On reconnaît la palette habituelle de Jean Pichore, avec ses dominantes de blancs, de roux, d'or lavé et de marron. Deux couleurs, le vert vif et le bleu profond, appliquées en de larges aplats tranchent dans cette harmonie.

Dans l'Annonciation, la Vierge, assise dans un fauteuil, a posé un livre sur ses genoux. Elle lève les mains, surprise dans sa lecture par l'ange Gabriel.

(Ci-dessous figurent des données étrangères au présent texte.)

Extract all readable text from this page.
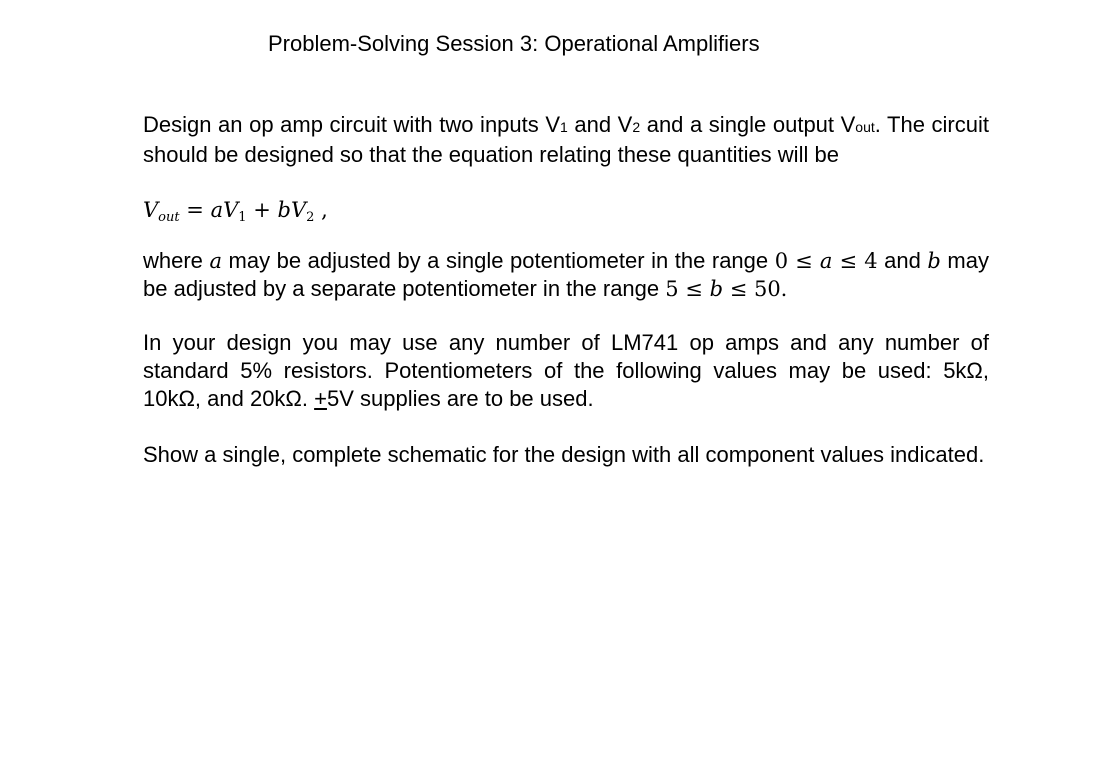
Problem-Solving Session 3: Operational Amplifiers
Design an op amp circuit with two inputs V1 and V2 and a single output Vout. The circuit should be designed so that the equation relating these quantities will be
$V_{out} = aV_1 + bV_2$ ,
where a may be adjusted by a single potentiometer in the range 0 ≤ a ≤ 4 and b may be adjusted by a separate potentiometer in the range 5 ≤ b ≤ 50.
In your design you may use any number of LM741 op amps and any number of standard 5% resistors. Potentiometers of the following values may be used: 5kΩ, 10kΩ, and 20kΩ. +5V supplies are to be used.
Show a single, complete schematic for the design with all component values indicated.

La parabole du repas du mauvais riche et de Lazare quêtant sa nourriture (Luc XVI :19-31) introduit l'office des morts. Jean Pichore a souvent représenté cette scène durant sa longue carrière. La structure de la composition est toujours basée sur une diagonale mise en valeur par la table derrière laquelle se trouvent le mauvais riche et sa femme, assis sur un large banc. On reconnaît à l'arrière-plan de la feuille de Tours, sous le porche du palais, la silhouette de Lazare faisant le geste de se découvrir, utilisé dans les Heures dites de Henri IV, peintes par Pichore vers 1500. En rupture avec ses œuvres du tournant du siècle, Pichore délaisse, à partir des années 1510-1520, sa manière archéologique inspirée des gravures mantegnesques, et surcharge moins l'espace de multiples constructions architecturales ou d'ornements sculptés plaqués sur les murs.